07 Jan Meet Donovan Farris, ITHS Gene and Cell Therapy Lab Manager
Tell us about your role at ITHS.
I manage the Institute of Translational Health Science’s Gene and Cell Therapy Lab and oversee the operations that happen within the facilities. That includes working with researchers in transferring their research protocols to our lab, training and managing lab staff, and ensuring the facility is meeting all regulatory requirements. I work with researchers or industry clients to make sure they are prepared to run clinical protocols within our Good Manufacturing Practices (GMP) facility.
Before coming to ITHS, you were at Dendreon for 14 years and held several different positions. What kind of work did you do there?
I started at Dendreon as a lab tech. I worked my way up to supervisor and then manager. It was a great experience. I was exposed to a variety of opportunities and it gave me a well-rounded background in how to move cell therapies through clinical trials to commercial application. The Gene and Cell Therapy Lab, here at the UW Medical Center, is roughly the same size as the clinical facility that we ran at Dendreon. This is a very familiar position for me. The later part of my years at Dendreon, I worked as the Manager of Global Operations.
What gets you excited to come into work every day?
Particularly here at ITHS, I am excited about some of the research that we are currently helping with in our lab. We are finishing up our pilot runs with the heart regenerative program out of Dr. Charles Murry’s lab, and are preparing to start GMP production very soon.
The project is aimed at people who have had heart attacks. When someone has a heart attack, part of his or her heart actually gets damaged and dies. If the damage is severe enough it can lead to heart failure and death.
With stem cell technology that is being used, researchers are looking to inject stem cells directly into the damaged areas of the heart and regenerate the lost tissue. Patients could potentially regain heart function that was lost. The early published data looks very promising.
Beyond that, I am looking forward to working on many different types of cell therapies that will be coming through our lab. The Gene and Cell Therapy Lab is designed to handle multiple protocols simultaneously. Being able to be a part of new clinical trials and helping research move beyond the lab bench is a very exciting and fulfilling job.
What services does the Gene and Cell Therapy Lab offer to researchers?

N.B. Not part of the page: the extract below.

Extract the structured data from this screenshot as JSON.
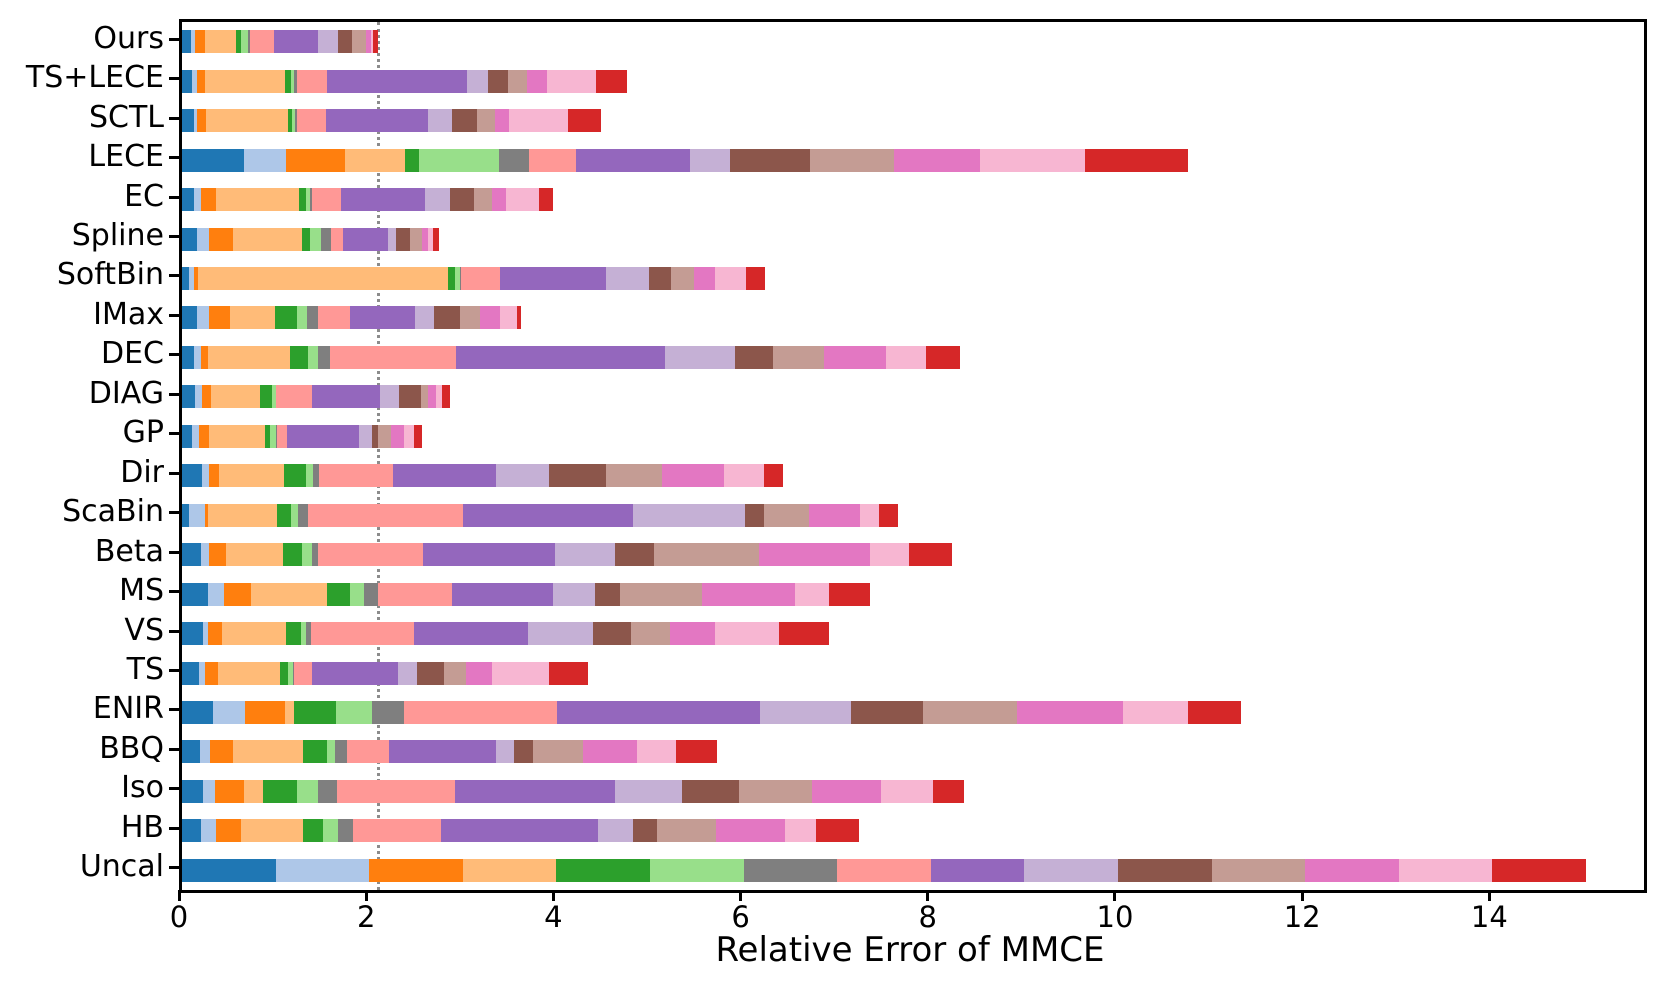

The facility is set up for cell-based work, primarily providing a GMP lab that can support ex vivo manipulations of patient cells. That could be expansion of a cell line, purification or selection of certain cell types, or even genetic modifications to cells. Right now, we are generating a master cell bank of stem cells for Dr. Murry’s heart regenerative project. In the past, some of the projects the facility has done are transfecting cells with plasmids, purifying stem cells from bone marrow, expanding T-cells, as well as banking cells and cryopreserving them for long-term storage. Also, we have a couple different cell sorting machines that can be used to select cells based on different cell markers.
Some of projects that are coming out of research labs might not be fully developed. They may need a little more process development or help in scaling up. New documentation will need to be created for each process, especially if they are heading into clinical trials. We can work with each project to identify those areas that need strengthening and then work side-by-side with them to implement those changes.
In addition, being part of the greater ITHS family, there is a variety of supporting functions that we can help plug into outside the lab. For example, ITHS can help with regulatory filings, grant writing, and study design.
What are your goals for the ITHS Gene and Cell Therapy Lab over the next year?
The first big goal is to get the Heart Regenerative Program off the ground and on their way to getting into clinical trials. Additionally, we’ll be working on improving our lab, procedures, and practices. Being a Good Manufacturing Practices facility is about constant improvement. You can never rest with where you’re at. In this business there are always changes to regulations, best practices and technology. It’s my job to ensure we stay modern and compliant.
Beyond that, it is my personal goal to increase the awareness of our lab in the research community and industry. To have a successful and thriving lab, we need to be bringing in new projects at a regular pace.
From cancer immunology to breakthroughs in stem cell therapy and vaccine design, there have been a lot of significant developments in this field recently. What research developments get you most excited?
I am excited about anything to do with stem cells. Stem cell research is cutting-edge research, and it is turning the corner in terms of being more widely researched and used in clinical trials.
There are so many new studies being published every day. We’re seeing potential therapies being developed for a vast number of diseases: Parkinson’s, blindness, spinal cord damage, to a large variety of cancer treatments. There are a lot of unmet needs that can be met with this technology, and the world-wide scientific community is just getting started. It’s a really exciting time in cell therapy research, and the ITHS Gene and Cell Therapy facility is uniquely positioned to help accelerate the process of getting these types of therapies to patients that need them.